Bem naquele tempo  o movimento nas estradas era baixíssimo,alem disso , apesar de ser um fusca , não havia problema nas ultrapassgens.Caminhões e ônibus eram lentos.FNMs e Mercedes Benz   não eram páreo para um Fusca 1500.principalmente nas subidas.Saimos de Belo Horizonte bem cedinho e a noitinha estávamos em Curitiba.Pernoitamos lá sem ser molestados pelo frio  graças à calefação do hotel.Deixamos Curitiba na  manhã seguinte quando os primeiros raios de sol surgiam no horizonte.Optamos pela BR-116  e ai o frio chegou.Foi necessário manter   aquele ar quente   durante toda a viagem.Almoçamos em Vacaria,já no Rio Grande do Sul ,e, ali mesmo deixamos a BR-116 e pegamos a 265,passando por Lagoa Vermelha,Passo Fundo Carazinho, e no entardecer chegamos em Cruz Alta.Cidade natal de Érico Verissimo e também da Maria Helena.Cruz Alta era uma cidade pequena,berço de triticultores,bastante aprazível,não fosse o frio ,que aquela altura já  nos castigava até os ossos..Estacionamos  em frente a casa dos tios de Maria Helena, Davi e Odete,sendo ela irmã   de meu sogro.Tinhamos percorrido cerca de 2000 quilometras em dois dias ,sem qualquer tipo de incidente.À noitinha,depois de acomodados, nos sentamos para jantar.Não me lembro bem,mas acho que tinha, entre outras coisas, um caldo quente altamente confortador.Depois fomos para a sala ,onde uma lareira  crepitava e inundava o ambiente com seu calor.Ali passamos momentos extremamente agradáveis.Embora aquela fosse a primeira vez  que o via,e também a ultima,seu Davi era uma pessoa  alegre,muito perspicaz e tinha sempre um  comentário  divertido  sobre o que quer que  se conversasse naquela sala.E foi ali,naquele ambiente ,que comecei a  compreender  ,ainda de maneira muito incipiente a alma daquela gente.Em momento algum,desde que  pisei o chão daquela casa  me senti  desconfortável.Eu,que sempre fui uma pessoa tímida,arredia e acanhada— que o diga meus parentes de Araxá e Uberaba – tive ali,no Solar dos Ramos,aquela sensação plena ,de calor humano, de compartilhamento de pertencimento.Não me tratavam diferente.Era como se eu frequentasse   aquela casa e aquela família ha muito tempo.Não mudaram seu jeito de ser;simplesmente foram ,o tempo todo, eles mesmos.

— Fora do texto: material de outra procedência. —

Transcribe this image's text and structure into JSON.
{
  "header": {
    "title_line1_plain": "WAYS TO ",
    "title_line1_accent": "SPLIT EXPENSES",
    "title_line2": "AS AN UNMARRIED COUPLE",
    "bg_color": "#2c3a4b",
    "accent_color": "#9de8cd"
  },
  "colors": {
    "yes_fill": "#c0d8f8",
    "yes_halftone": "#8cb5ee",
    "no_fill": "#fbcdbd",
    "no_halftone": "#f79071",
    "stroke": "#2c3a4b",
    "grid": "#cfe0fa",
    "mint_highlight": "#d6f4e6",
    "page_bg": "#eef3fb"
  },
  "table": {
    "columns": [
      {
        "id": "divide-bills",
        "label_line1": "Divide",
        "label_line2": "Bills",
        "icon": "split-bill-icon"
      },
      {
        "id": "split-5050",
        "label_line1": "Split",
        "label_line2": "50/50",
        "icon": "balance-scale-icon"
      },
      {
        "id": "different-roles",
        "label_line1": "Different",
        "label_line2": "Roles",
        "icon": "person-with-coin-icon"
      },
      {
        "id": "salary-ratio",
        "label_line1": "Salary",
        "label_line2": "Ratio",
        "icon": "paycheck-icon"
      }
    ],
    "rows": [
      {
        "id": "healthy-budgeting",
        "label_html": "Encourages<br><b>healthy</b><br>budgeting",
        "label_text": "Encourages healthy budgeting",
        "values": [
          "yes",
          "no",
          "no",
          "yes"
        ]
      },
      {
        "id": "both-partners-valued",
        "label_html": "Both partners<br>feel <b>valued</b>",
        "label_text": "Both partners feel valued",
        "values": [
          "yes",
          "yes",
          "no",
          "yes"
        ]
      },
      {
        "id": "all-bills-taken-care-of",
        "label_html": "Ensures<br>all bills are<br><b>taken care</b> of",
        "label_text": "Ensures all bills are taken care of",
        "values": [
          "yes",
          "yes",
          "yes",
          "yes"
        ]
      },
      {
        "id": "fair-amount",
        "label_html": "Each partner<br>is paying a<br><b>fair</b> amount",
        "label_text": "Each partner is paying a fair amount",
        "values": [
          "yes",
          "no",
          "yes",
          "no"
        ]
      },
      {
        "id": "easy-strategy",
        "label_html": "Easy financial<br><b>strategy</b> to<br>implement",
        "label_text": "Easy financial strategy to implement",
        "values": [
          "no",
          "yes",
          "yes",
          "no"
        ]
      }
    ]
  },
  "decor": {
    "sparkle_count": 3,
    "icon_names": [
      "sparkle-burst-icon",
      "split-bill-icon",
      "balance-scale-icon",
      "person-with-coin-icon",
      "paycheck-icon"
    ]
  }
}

Aquela foi a única   noite  que compartilhamos,de forma tão rica,tão gratificante   e,que guardo no coração com muito carinho.Na manhã seguinte  partimos para Santo Angelo.

Fabio Botelho/2015

Os Gauchos e Eu –Primeiro Contato

Foi com curiosidade que , sentado na mureta de pedra a vista do jardim de minha casa observei  o grupo de pessoas   se instalando na casa defronte,carregados de caixas,malas e pacotes.Nossa casa  foi construída  em um lote alto , e uma rampa  descia desde o portão de serviço até a lateral do lote e depois invertia o sentido e tornava a descer ate o nível da rua.Deste modo minha visão lá do alto  era ampla e privilegiada.Era fácil notar um senhor  de estatura mediana,tez morena,cabelo bem preto,cuidadosamente partido de lado, liderando as ações de transporte  das coisas para dentro da casa ,recém alugada.Eram cinco pessoas;este já mencionado senhor,uma senhora,certamente sua esposa,um rapaz e duas mocinhas.Desci mais um pouco  e me sentei  novamente na mureta do jardim,acompanhado do cão pastor alemão  Jango de nossa casa.Em dado momento , aquele senhor olha pra mim,diz alguma coisa pra senhora e atravessa a rua em direção  ao portão de entrada de nossa casa.Ele sobe até o meio da rampa,olha pro animal e pergunta alguma coisa.E eu ali completamente mudo.Ele repete a pergunta e,só na terceira tentativa traduzi que ele perguntava o nome do cachorro.

__O  nome dele é Jango

__Como?

__Jango

__Ah!  Jango,e foi logo emendando: Meu nome é Clovis Machado ,sou o novo gerente da Varig para Minas Gerais e sou gaucho.

__E Jango é o nome dele,não é?

Estávamos em 1963,João   Goulart era o presidente,a política fervilhava , era gaucho e tinha o apelido de Jango

Achei melhor  explicar.O nome do cachorro era devido ao fato de existir  na fazenda Santa Cruz  de meus avós um cachorro com esse nome.Não tinha qualquer correlação com figuras políticas.

Tentamos conversar mais alguma coisa mas  o papo morreu ali.Retornei ao interior de minha casa e minha mãe   me perguntou de que falava com o novo vizinho.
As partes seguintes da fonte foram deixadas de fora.